Cette prise de parole survient dans un contexte où plusieurs préoccupations ont été exprimées au cours des dernières semaines, notamment par les élus de la MRC de las Mitis et des organisations du réseau de la santé, à la suite de la modification des heures d’ouverture de l’urgence mineure du Centre hospitalier de La Mitis les fins de semaine.
Aînés et personnes vulnérables
Du côté du Club des 50 ans et plus, les enjeux d’accessibilité aux services de santé prennent une dimension particulière pour les personnes aînées, mais aussi pour les personnes en situation de vulnérabilité. « Pour plusieurs personnes aînées, l’accès aux soins de proximité est directement lié à leur capacité de demeurer autonomes et en sécurité dans leur milieu de vie. Lorsque les services sont plus difficiles d’accès, que ce soit en raison de la distance ou du transport, cela devient un enjeu bien concret au quotidien », souligne Jean-Guy Dionne, président du Club des 50 ans et plus de Mont-Joli et président du secteur Mitis.

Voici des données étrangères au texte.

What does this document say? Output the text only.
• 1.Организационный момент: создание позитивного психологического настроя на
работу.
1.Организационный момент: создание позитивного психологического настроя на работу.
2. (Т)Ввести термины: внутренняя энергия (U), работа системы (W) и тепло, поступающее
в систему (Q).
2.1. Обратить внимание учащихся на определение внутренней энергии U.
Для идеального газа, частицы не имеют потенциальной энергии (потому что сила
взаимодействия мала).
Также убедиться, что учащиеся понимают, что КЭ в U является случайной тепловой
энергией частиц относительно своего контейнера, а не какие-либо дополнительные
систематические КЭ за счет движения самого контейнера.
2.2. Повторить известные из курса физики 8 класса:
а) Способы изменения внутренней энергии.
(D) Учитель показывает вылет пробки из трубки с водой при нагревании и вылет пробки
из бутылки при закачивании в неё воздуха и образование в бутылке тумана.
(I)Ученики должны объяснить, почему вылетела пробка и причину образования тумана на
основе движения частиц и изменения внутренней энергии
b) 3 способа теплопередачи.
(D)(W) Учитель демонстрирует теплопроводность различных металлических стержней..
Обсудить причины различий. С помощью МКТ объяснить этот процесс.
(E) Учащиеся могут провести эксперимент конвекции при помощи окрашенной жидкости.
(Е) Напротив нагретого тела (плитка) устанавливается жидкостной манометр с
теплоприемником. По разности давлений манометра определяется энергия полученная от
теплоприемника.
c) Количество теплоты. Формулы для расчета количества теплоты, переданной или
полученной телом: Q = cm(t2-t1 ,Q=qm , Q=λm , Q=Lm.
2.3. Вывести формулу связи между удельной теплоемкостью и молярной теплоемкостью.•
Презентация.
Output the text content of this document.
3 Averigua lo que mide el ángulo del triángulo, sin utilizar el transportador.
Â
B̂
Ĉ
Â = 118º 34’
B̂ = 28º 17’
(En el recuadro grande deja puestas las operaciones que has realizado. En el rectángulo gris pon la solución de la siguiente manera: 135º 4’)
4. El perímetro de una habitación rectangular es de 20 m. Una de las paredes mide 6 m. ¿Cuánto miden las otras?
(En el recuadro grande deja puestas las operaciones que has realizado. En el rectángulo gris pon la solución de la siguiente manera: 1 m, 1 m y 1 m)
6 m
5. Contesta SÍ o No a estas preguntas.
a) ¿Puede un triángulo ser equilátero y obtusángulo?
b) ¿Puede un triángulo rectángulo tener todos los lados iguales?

« Cette réalité touche également des personnes plus vulnérables, pour qui les déplacements peuvent représenter un obstacle important. Se rendre à un service de santé n’est pas toujours simple, surtout lorsqu’il faut dépendre d’un proche ou parcourir de longues distances. Dans certains cas, cela peut même amener des gens à retarder ou à éviter de consulter », ajoute M. Dionne.
Des impacts concrets pour les usagers
Le Comité des usagers et de résidents de La Mitis, dont le rôle est de promouvoir les droits et les intérêts des usagers, constate que les changements récents dans l’offre de services entraînent des répercussions bien réelles pour la population.
« Nous recevons des témoignages de personnes qui se présentent pour obtenir des soins et doivent rebrousser chemin, de familles pour qui les déplacements deviennent plus complexes, ou encore de personnes qui hésitent à consulter en raison de la distance et des contraintes associées. Ces situations soulèvent des préoccupations importantes quant à l’accessibilité aux soins », souligne Isabelle Tremblay, présidente du Comité des usagers et de résidents de La Mitis.
Ces réalités touchent particulièrement les personnes en situation de vulnérabilité, les jeunes familles ainsi que les citoyens n’ayant pas facilement accès à un moyen de transport. « La modification des heures d’ouverture de l’urgence amène un défi supplémentaire, tant au point de vue de la santé physique, mentale ainsi que certains enjeux d’accompagnement et financiers, dus entre autres à la nécessité de transport », ajoute Mme Tremblay.
La présidente rappelle que les usagers disposent de droits fondamentaux, notamment celui d’être informés adéquatement sur les services disponibles et sur la manière d’y accéder. Elle souligne également l’importance de maintenir des services de santé accessibles, à proximité des milieux de vie, afin de répondre aux besoins de l’ensemble de la population.
Mobilisation en cours
Les représentants du Comité des usagers et du Club des 50 ans et plus interpellent le Centre intégré de santé et de services sociaux (CISSS) du Bas-Saint-Laurent pour qu’une démarche concertée de recherche de solutions voie le jour dans La Mitis.
« Nous apportons notre soutien aux démarches entamées par les élus de La Mitis visant à mieux documenter les besoins de la population en matière d’accessibilité aux soins et services de santé sur le territoire et nous invitons pour cela la population à transmettre ses commentaires à avenirsante@mitis.qc.ca. Nous appuyons également les actions en cours des différents syndicats du réseau de la santé et des services sociaux du Bas-Saint-Laurent mobilisés pour l’urgence de Mont-Joli », affirment Isabelle Tremblay et Jean-Guy Dionne.
Depuis le 17 janvier dernier, l’urgence mineure de l’hôpital de Mont-Joli ferme ses portes à 16 h au lieu de 20 h les samedis et les dimanches, en raison de l’absence de médecins disponibles.